Advertisements
Friday, March 29, 2024

Gregory Russ, executive director of the Cambridge Housing Authority, speaks in 2010 at a ceremony marking construction at Lincoln Way and Jackson Gardens Apartments. (Photo: Cambridge Housing Authority)

The Cambridge Housing Authority has failed so far to win federal approval for its plan to get much-needed aid for major repairs by transferring about 1,000 public housing units to private ownership.

Federal officials have twice rejected its application to “dispose” of the apartments, which would leave the units under CHA control but technically owned by a nonprofit affiliate. After the paper transfer, the apartments would qualify for new federal subsidies enabling the authority to pay for almost $100 million in repairs, according to the CHA plan.

The authority will try again to get approval, but now, for the first time, the agency is looking at alternatives, said Gregory Russ, its executive director.

The city’s aging public housing developments serve extremely low-income families and seniors; almost two-thirds of public housing tenants have incomes below 30 percent of the area median, or less than $28,900 for a family of four. The authority, estimating it needed $228 million to renovate all its developments that need work, applied to repair five of the largest and most dilapidated. Without the repairs, the housing units could eventually become uninhabitable, officials have said — unwelcome news as commercial developments and expiring affordable-housing units around the city are raising concerns about a dwindling supply of homes for those who can’t afford market-rate rents.

A closing loophole

Facing sharply reduced federal aid for operations and repairs, officials devised a complicated plan to tap into a federal loophole that would make units transferred to private ownership eligible for new federal rent subsidies.

Those subsidies would bring in more than twice the federal aid CHA now gets for public housing. The increased income would also allow the authority to attract private investment.

But as the authority prepared its application to the U.S. Department of Housing and Urban Development, the feds moved to close the loophole. The agency issued a notice in February warning it would no longer approve such dispositions if they were done to increase federal aid. With scores of housing authorities across the country contemplating using the same loophole, the federal government apparently feared a sharp increase in its obligations.

Nonetheless, authority officials said they were confident they could convince HUD to approve its plan, and the authority submitted its application in March. Because of a technical glitch, much of the paperwork didn’t go through, and HUD rejected it.

The authority resubmitted the application, and this time HUD officials turned it down for substantive reasons, including the new policy.

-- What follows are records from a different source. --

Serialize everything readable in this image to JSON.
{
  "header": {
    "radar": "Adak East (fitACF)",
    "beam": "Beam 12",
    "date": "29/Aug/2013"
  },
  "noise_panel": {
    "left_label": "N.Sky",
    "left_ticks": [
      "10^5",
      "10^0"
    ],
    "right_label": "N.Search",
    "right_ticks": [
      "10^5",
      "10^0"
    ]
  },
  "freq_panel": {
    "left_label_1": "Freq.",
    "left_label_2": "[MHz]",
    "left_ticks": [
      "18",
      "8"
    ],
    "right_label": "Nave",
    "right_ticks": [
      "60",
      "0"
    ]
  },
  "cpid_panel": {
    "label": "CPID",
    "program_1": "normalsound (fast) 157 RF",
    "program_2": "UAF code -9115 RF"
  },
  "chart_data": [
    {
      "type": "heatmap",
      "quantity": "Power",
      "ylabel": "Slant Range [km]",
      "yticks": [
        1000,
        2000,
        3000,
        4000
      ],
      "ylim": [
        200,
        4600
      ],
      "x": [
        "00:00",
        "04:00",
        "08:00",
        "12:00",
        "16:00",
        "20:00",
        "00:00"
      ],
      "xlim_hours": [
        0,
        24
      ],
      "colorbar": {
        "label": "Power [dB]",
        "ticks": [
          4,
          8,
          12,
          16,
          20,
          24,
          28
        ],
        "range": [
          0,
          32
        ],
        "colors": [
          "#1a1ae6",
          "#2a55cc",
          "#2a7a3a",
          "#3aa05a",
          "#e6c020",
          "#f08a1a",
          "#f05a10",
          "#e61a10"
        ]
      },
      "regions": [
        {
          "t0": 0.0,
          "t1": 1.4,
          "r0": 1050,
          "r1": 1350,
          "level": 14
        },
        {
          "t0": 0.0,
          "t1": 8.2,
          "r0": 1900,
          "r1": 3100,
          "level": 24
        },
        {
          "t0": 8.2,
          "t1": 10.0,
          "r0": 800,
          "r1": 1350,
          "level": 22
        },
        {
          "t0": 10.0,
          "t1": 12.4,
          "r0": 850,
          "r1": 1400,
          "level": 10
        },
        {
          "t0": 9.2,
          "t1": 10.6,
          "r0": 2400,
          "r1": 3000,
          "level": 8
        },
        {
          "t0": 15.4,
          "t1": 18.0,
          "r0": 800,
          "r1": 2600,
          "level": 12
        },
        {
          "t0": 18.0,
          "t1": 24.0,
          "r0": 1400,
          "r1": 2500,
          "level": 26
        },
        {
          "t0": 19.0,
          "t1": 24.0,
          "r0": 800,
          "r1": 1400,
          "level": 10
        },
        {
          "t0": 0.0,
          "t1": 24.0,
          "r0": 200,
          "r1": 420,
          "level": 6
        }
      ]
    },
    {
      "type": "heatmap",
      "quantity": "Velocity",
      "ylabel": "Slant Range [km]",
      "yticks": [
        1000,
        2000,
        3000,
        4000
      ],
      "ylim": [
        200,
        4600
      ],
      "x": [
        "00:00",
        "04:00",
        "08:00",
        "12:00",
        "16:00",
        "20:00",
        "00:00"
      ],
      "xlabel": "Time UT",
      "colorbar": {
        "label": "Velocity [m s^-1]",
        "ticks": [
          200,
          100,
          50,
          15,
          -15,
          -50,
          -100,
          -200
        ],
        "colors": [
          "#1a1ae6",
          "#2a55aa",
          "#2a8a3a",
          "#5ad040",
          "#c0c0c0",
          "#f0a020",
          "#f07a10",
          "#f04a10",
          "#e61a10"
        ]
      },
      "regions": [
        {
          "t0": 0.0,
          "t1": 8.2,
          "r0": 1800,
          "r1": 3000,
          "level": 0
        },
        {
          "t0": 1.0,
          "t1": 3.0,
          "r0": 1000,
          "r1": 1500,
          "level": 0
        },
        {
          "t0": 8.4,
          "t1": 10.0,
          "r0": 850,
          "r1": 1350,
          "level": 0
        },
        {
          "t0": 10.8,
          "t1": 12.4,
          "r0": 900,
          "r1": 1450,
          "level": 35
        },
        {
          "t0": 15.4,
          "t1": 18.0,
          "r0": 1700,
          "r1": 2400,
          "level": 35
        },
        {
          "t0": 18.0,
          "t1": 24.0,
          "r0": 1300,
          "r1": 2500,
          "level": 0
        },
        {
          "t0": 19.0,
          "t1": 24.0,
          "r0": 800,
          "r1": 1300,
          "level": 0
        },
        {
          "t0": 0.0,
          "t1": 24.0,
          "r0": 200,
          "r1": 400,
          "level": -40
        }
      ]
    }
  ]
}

Russ and other authority officials met in Chicago with HUD bureaucrats last month to look for a solution.

“That meeting, while not providing any breakthroughs, was useful in understanding HUD’s position,” Russ told a meeting of authority commissioners last month.

“HUD’s arguments are very challenging,” he said.

Looking at reality

In an interview this week, Russ said: “I think HUD is making it harder not only for Cambridge but for anybody.” He said he knows of only one housing authority that’s close to reaching an agreement with HUD since the February notice — and for only half the rent subsidies it needed.

Still, Cambridge will make one more try at filing an application, Russ said.

So far the authority estimates it has spent about $50,000 on its effort, about 70 percent for attorneys and other consultants and 30 percent staff time. “I would consider this an estimate only, not an exact accounting, and we are still working on this effort, so this number will change,” Russ said in an e-mail.

Any expenses should be weighed against the value of preserving low-income housing for decades, he said.

In light of HUD’s stance, Russ has asked his staff to examine possible cuts and revenue increases “and then try to figure out if we did various combinations of those things what’s the value of the debt we could raise” to finance redevelopment under a variety of scenarios, including no new federal rent subsidies, he said.

“We have to look at the reality of how HUD is behaving,” he said.

The authority might also use existing Section 8 rent subsidies in place of the new HUD subsidies it expected, he said. That could preserve authority housing but would reduce the total number of subsidies available to poor families and individuals.

Authority officials have assured public housing tenants that they won’t lose protections, have to move or be forced to pay more rent because of the financing plan. At public meetings in developments around the city, they also said the authority won’t dispose of any public housing units unless it gets adequate subsidies from HUD.

Asked about that commitment now that the authority is considering alternatives to the HUD subsidies, officials said they promised to present any substantial changes in its plan to tenants, and will.

“I believe we’ll prevail,” Russ said. “I really truly believe that — either with something from HUD or a combination that will let us redevelop this package.”